The District Court, with ample record support, found that both appellant's general manager and operating manager had knowledge of the unseaworthy condition. They knew of the lack of lights, and placing of the instruments and shaft guard. From their testimony it was inferable that they were aware of the fan and of the condition of the shaft. Appellant argues that there is no evidence that they knew that such conditions would serve to render a ship unseaworthy. That is not an issue. They knew about the condition of the vessel; they must be presumed to know that such condition constitutes unseaworthiness.


We reject this contention as without merit.

Cross-Appeal of Chamberlain


5. By cross-appeal appellee attacks the court's reduction of damages on the basis of contributory negligence. At the outset appellant contends that appellee has no right to maintain his cross-appeal. After judgment, in order to halt running of interest, appellant paid the amount of judgment into court pursuant to Rule 67 and 28 U.S.C. 2041. Appellee then withdrew the deposit. By doing so, appellant contends, appellee has forfeited his right to challenge the judgment.


We regard the law in this area as settled by United States v. Hougham, 364 U.S. 310, 81 S.Ct. 13, 5 L.Ed.2d 8 (1964), on which this court relied in Cruz v. Pacific American Ins. Corp., 337 F.2d 746 (9th Cir. 1964). Where the appeal simply challenges the adequacy of the award, it is not inconsistent with such challenge to claim the partial relief granted by judgment. This cannot be regarded as an accord and satisfaction of the entire claim. Accordingly we reject this contention as without merit.


6. Appellee contends that the record does not support a finding of contributory negligence. We cannot agree. Appellee had once before been caught in a drive shaft and was thus aware of the danger presented. He had worked on this barge several times before and was an expert on engines of this type. Having entered the engineroom with a flashlight he was aware of the darkness. He had alternative methods of procedure at hand. He could have gone around to the other side of the engine and avoided the shaft. The engine clutch was right beside him and its engagement was not necessary to a check of oil pressure. By disengaging it the drive shaft would have ceased to turn. Despite a direction not to do so, he was on this occasion wearing loose clothing while on duty.

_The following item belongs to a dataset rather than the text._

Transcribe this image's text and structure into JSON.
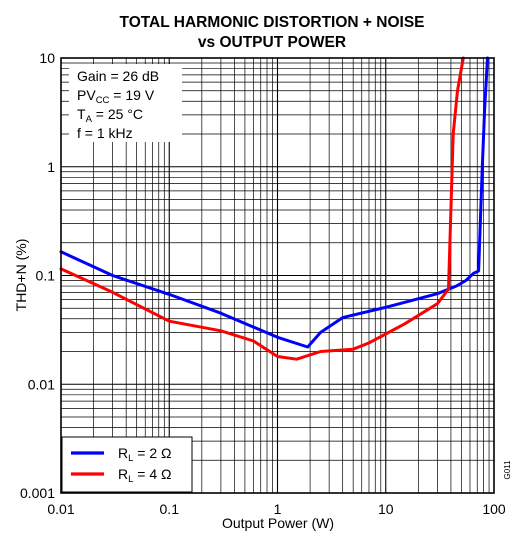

We reject this contention as without merit.


7. Finally, appellee complains of the manner in which judgment was formulated. The court found no damage suffered as to certain items, totaling $35,507.47, for which appellee had already been compensated under the Longshoremen's and Harbor Workers' Compensation Act. Appellee does not ask double recovery of this sum. He simply wants to be sure that the reduced judgment will adequately protect him against having to pay it back all over again.


We feel certain that appellee's fears are groundless. Properly construed, the finding of no damage as to the $35,507.47 represents a reduction of damages by the amount advanced under the Compensation Act.


On appeal and cross-appeal judgment is affirmed with costs allowed to appellee Chamberlain.